Serious medical complications surrounding childbirth, such as bleeding, also rose substantially in women who had undergone the procedure, the report added. More than 100 million women worldwide have undergone genital cutting, mostly in childhood. Often performed without anesthesia or sterile technique, its immediate results are pain, bleeding, infection and a risk of urinary infection, according to doctors.
"Finally, we have data to prove what health workers have long known: That female genital mutilation is a health issue, a killer of women and children, as well as a human-rights issue," Adrienne Germain, president of the International Women's Health Coalition, told The New York Times.
Female genital cutting varies in severity, from full removal of the clitoris and labia to a lesser procedure in which only the clitoris is removed. In some African cultures, genital mutilation is considered a coming-of-age ceremony. Its supporters have contended that it is a cultural practice -- like male circumcision among Jews -- with few long-term health consequences.

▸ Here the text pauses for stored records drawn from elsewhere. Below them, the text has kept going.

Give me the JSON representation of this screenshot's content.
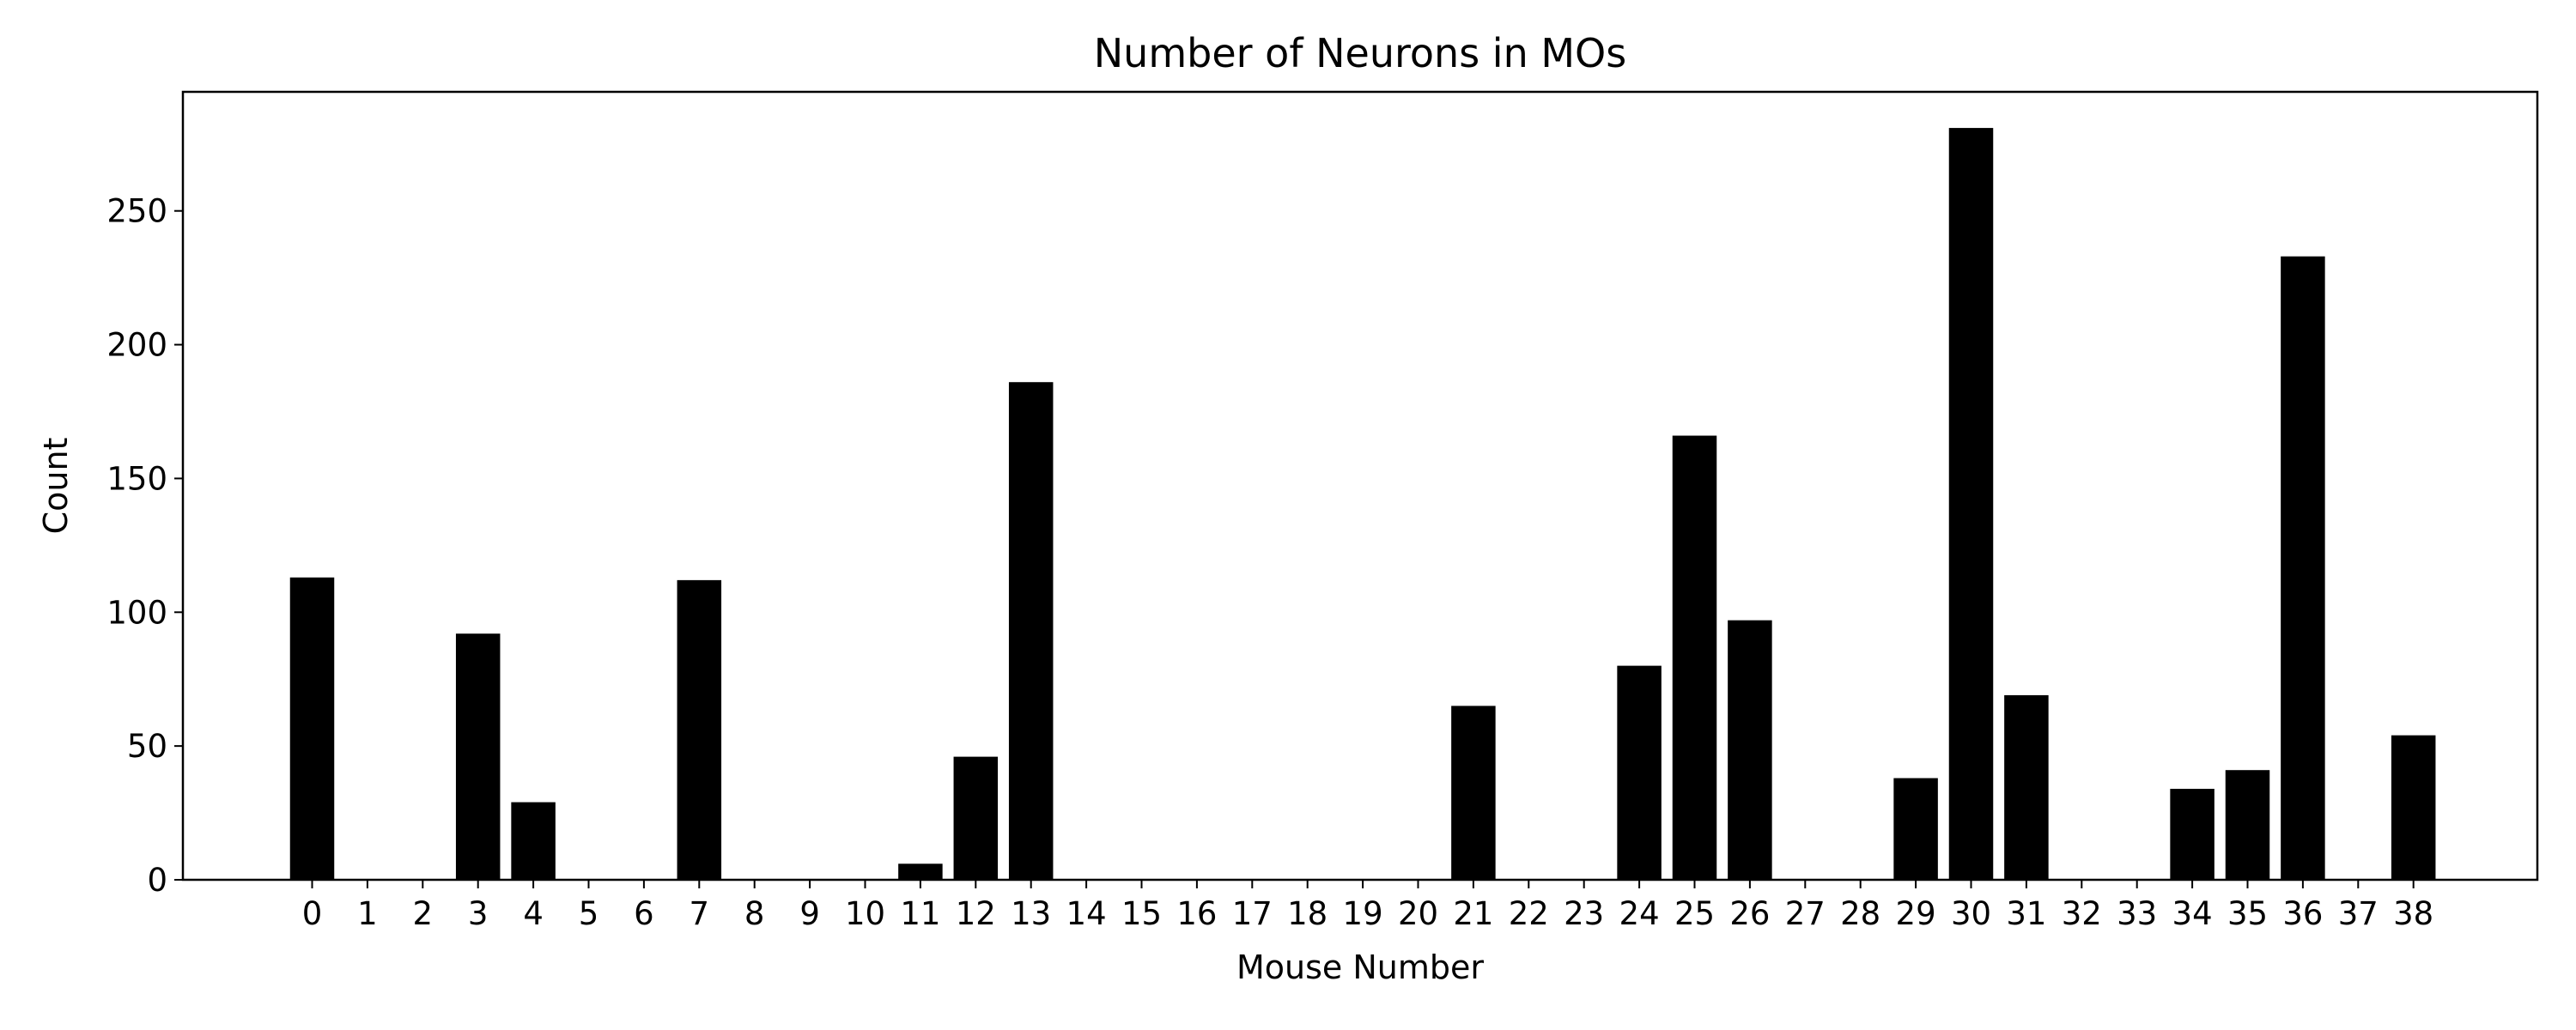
{
  "chart_data": {
    "type": "bar",
    "title": "Number of Neurons in MOs",
    "xlabel": "Mouse Number",
    "ylabel": "Count",
    "categories": [
      "0",
      "1",
      "2",
      "3",
      "4",
      "5",
      "6",
      "7",
      "8",
      "9",
      "10",
      "11",
      "12",
      "13",
      "14",
      "15",
      "16",
      "17",
      "18",
      "19",
      "20",
      "21",
      "22",
      "23",
      "24",
      "25",
      "26",
      "27",
      "28",
      "29",
      "30",
      "31",
      "32",
      "33",
      "34",
      "35",
      "36",
      "37",
      "38"
    ],
    "values": [
      113,
      0,
      0,
      92,
      29,
      0,
      0,
      112,
      0,
      0,
      0,
      6,
      46,
      186,
      0,
      0,
      0,
      0,
      0,
      0,
      0,
      65,
      0,
      0,
      80,
      166,
      97,
      0,
      0,
      38,
      281,
      69,
      0,
      0,
      34,
      41,
      233,
      0,
      54
    ],
    "ylim": [
      0,
      294.5
    ],
    "yticks": [
      0,
      50,
      100,
      150,
      200,
      250
    ],
    "bar_color": "#000000",
    "grid": false,
    "legend": "none"
  }
}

Restaurants Urged to Trim Portion Sizes
A U.S. government-commissioned report released Friday suggests restaurants are in prime position to both improve diets and combat obesity by serving smaller portions and adding more fruit and vegetable dishes to their menus.
Funded by the U.S. Food and Drug Administration, the 136-page report said Americans now consume fully one-third of their daily intake of calories outside the home in the nation's nearly 900,000 restaurants and other establishments that serve food, the Associated Press reported.
The top three restaurant favorites? Burgers, fries and pizza.
An estimated 64 percent of Americans are overweight, including the 30 percent who are obese, according to the report. It pegged the annual medical cost of the problem at nearly $93 billion.